I don't think you can get out of this easily. Salvaging what you have will be alot of effort but with enough effort almost anything can be done. Starting over allows you to do whatever you want, of course there is always the issue of budget. Whatever you do make sure a proper cricket is built at the roof.
 
thanks,
I think that's correct...what is left is stuccoed concrete block.
I can't keep it and build around it so it will be secure and watertight???

I can't tear down the inside. you are the first person to mention the cricket, (since the person that tore it down). As I understand it, this is what is needed so water won't get behind chimney? When you say I need a cricket, I think you mean if I build a chimney? correct?

so what exactly is the effort that is needed to keep the front?

if I can't get this to work I believe this is what I believe I am left with:

close what is left outside with outside walls, blocking it in.
put a freestanding stove in front (although I thought it would look better to be inside) the existing fireplace and vent it out the back through the current masonry. So far, I believe there is one unit capable of getting enough btu's, it has some extra piece that makes the connection not loose btu's when venting out back instead of the top. napoleon knightsbridge.
What would be better is..... why the vent can't be in the fireplace and vent it up, if it's deep enough?

I was told I can put ventfree propane logs in fireplace if the masonry is ok. Question is, can I get what is there sealed up and make that a safe option?
If it's not safe, put a ventfree propane unit inside???

how about an electric unit inside?
 
what is inside the living room, where the stone is, the mortar comes off easily, it just breaks apart and crumbles. That's waterlogged? Is there a way to fix that? Or will the whole thing just fall down one day?
 
what is inside the living room, where the stone is, the mortar comes off easily, it just breaks apart and crumbles.
If the mortar on the interior face has deteriorated that badly there is nothing worth saving and it will not be able to stand on its own anyway
 
It seems like the mortar mix wasn't good to begin with. Moisture alone shouldn't ruin mortar.
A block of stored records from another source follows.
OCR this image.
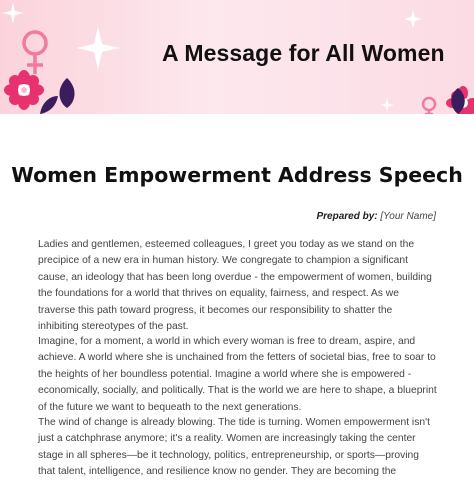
A Message for All Women
Women Empowerment Address Speech
Prepared by: [Your Name]
Ladies and gentlemen, esteemed colleagues, I greet you today as we stand on the
precipice of a new era in human history. We congregate to champion a significant
cause, an ideology that has been long overdue - the empowerment of women, building
the foundations for a world that thrives on equality, fairness, and respect. As we
traverse this path toward progress, it becomes our responsibility to shatter the
inhibiting stereotypes of the past.
Imagine, for a moment, a world in which every woman is free to dream, aspire, and
achieve. A world where she is unchained from the fetters of societal bias, free to soar to
the heights of her boundless potential. Imagine a world where she is empowered -
economically, socially, and politically. That is the world we are here to shape, a blueprint
of the future we want to bequeath to the next generations.
The wind of change is already blowing. The tide is turning. Women empowerment isn't
just a catchphrase anymore; it's a reality. Women are increasingly taking the center
stage in all spheres—be it technology, politics, entrepreneurship, or sports—proving
that talent, intelligence, and resilience know no gender. They are becoming the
Many sewers were built of brick and mortar and are still good today. Disassemble the whole thing and build something new. If you go with masonry you can save a little money on materials reusing some of what was demolished as fill material. Maybe the stone on the interior will clean up well enough to reuse. If you don't rebuild the fireplace I'd build an alcove that could accept a wood stove or gas stove.
 
even if I don't use it as a fireplace, just put a freestanding stove, the whole thing will fall down on it's own?
it's been like this probably 30 years.
 
even if I don't use it as a fireplace, just put a freestanding stove, the whole thing will fall down on it's own?
it's been like this probably 30 years.
we don't know we haven't seen it. It is possible if the mortar is that bad
 
Sorry for beating this to death, but this is just beyond devastating,
Is it possible to fix the mortar, replace only the mortar? Can I put a freestanding propane stove or any other options besides tearing down the whole thing?
 
Sounds like you need a good, professional on site to determine if anything is salvageable. I would check around for the best local masons and ask for their assessments. We have not even seen the inside masonry and can not assess what is savable over the internet.